Он произнёс это твердо, без малейшей дрожи в голосе – словно и не текла по спине и животу кровь.
Полутысячник принуждённо рассмеялся. Он не понимал, что происходит, однако был далеко не глуп и решил выждать.
– Да, ты принял наказание, ты стойко терпел боль. Ты и впрямь сильный воин, я ставлю тебя сотником! Десятников назову позже! – Харадрим поспешно вскочил в седло, дав шпоры коню.
Кавалькада скрылась в дорожной пыли, и только теперь Серый смог повалиться на руки бросившихся к нему рабов.

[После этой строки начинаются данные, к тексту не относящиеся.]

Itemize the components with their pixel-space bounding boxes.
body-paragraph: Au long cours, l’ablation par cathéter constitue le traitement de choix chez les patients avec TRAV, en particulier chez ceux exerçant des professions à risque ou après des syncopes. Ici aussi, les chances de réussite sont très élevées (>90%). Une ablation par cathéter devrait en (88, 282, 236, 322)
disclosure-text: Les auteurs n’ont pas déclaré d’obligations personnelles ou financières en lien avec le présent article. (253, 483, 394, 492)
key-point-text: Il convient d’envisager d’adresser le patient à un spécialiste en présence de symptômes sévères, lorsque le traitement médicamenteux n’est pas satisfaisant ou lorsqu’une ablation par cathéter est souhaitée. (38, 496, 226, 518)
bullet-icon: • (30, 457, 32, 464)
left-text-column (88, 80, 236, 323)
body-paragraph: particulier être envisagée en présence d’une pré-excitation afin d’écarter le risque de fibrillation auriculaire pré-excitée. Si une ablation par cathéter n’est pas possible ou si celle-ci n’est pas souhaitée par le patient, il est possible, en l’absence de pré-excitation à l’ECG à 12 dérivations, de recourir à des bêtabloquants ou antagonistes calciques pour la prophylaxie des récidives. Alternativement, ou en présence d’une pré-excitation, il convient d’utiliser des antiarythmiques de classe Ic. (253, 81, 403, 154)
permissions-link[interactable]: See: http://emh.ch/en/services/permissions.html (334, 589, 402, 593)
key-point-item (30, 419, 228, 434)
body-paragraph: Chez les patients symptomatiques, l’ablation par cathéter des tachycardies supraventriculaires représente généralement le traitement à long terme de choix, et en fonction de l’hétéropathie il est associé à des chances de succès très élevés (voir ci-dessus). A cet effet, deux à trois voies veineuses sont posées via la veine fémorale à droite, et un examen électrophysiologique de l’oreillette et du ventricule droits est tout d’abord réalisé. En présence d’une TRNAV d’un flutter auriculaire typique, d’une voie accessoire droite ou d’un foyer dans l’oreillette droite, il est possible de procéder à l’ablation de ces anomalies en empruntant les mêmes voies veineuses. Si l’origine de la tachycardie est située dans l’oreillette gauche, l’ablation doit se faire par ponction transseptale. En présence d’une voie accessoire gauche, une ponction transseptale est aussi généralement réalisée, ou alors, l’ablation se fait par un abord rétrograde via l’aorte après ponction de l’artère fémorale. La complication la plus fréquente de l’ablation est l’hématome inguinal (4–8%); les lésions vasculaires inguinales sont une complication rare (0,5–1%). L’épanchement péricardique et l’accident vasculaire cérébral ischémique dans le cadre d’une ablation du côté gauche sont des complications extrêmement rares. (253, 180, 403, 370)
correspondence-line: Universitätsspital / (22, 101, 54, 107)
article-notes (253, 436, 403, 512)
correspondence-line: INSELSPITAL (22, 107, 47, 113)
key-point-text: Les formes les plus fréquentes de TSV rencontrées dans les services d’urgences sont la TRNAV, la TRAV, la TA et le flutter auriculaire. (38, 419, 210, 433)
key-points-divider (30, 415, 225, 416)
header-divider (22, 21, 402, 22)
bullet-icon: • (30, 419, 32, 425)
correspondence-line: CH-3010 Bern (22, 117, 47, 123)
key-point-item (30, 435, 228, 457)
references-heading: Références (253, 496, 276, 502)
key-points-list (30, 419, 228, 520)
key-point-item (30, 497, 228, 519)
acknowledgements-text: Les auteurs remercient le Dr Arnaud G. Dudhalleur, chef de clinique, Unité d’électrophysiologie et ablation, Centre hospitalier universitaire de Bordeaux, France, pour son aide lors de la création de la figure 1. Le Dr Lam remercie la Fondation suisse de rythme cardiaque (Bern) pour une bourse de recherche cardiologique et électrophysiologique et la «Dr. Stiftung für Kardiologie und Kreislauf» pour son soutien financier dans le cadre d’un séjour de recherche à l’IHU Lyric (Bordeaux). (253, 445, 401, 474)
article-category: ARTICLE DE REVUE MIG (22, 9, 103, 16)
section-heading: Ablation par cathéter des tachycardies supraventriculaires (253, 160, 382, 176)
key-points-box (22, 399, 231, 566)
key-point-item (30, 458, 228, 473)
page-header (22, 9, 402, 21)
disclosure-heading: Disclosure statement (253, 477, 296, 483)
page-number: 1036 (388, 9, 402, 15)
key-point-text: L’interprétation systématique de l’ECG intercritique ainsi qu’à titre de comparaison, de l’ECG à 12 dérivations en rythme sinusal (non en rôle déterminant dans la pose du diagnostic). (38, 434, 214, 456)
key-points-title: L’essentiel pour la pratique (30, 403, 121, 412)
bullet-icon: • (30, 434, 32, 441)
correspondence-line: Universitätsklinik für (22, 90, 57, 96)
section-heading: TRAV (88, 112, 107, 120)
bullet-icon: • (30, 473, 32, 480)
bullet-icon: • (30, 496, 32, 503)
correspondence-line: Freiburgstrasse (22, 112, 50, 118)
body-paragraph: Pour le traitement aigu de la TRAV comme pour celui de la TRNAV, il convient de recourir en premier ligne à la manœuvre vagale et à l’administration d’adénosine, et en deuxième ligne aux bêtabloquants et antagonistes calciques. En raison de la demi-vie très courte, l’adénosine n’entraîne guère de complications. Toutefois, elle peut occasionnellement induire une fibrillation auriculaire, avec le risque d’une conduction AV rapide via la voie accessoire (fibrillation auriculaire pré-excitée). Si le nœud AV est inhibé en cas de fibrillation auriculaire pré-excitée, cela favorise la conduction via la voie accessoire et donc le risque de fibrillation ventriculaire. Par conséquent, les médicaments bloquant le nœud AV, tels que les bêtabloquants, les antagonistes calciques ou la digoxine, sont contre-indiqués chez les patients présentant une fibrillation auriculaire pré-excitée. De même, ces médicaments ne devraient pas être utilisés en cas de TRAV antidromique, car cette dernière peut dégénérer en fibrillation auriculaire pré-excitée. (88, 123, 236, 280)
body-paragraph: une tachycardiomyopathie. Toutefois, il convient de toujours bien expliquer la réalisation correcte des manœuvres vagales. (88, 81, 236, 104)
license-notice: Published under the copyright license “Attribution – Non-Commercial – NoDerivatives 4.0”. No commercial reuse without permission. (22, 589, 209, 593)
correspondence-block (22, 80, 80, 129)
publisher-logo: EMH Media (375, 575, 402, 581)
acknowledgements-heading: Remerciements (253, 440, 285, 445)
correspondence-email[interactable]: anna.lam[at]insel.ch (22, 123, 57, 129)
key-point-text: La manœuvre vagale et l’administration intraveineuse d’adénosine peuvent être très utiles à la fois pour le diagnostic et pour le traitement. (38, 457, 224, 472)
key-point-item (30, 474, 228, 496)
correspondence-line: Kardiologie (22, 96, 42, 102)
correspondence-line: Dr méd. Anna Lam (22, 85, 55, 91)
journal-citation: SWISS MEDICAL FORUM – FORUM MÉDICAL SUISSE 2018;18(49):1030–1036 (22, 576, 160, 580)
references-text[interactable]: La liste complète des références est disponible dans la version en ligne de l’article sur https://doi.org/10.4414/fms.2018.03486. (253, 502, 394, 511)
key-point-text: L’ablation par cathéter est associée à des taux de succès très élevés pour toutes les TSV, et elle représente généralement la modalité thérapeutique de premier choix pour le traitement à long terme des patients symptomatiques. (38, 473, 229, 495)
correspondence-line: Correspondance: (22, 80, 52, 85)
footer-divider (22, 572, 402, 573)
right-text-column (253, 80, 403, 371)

Днёвка у Фолко и его спутников выдалась неспокойной. Где-то неподалёку, по словам Рагнура, пролегал один из главных харадских трактов – и сейчас по нему сплошным потоком шли войска. А по бокам, невесть чего опасаясь в самом сердце собственных владений, шныряли конные разъезды харадримов, порой углубляясь далеко в заросли. Здесь тянулись охотничьи угодья правителя Великого Тхерема, раздувшегося от гордости после долгожданного падения Гондора.
– Тут про Олмера стараются не вспоминать, – вполголоса заметил Рагнур. – Им как-то приятнее убеждать себя, что победу они одержали сами… Кстати, про то, что Минас-Тирит снова у гондорцев, и причём давно, – распространяться тоже не принято… Ну что за страна, утопи её Морской Отец!
Из-за этих вот разъездов (Фолко сразу заподозрил, что дело тут нечисто) несколько раз приходилось менять место стоянки, скрытно перебираясь подальше в заросли. Зоркий Рагнур заметил нескольких хищных птиц, что кружили над лесом, – то ли посланные на поиски ночных возмутителей спокойствия ловчие кречеты, то ли нет, сказать он не мог.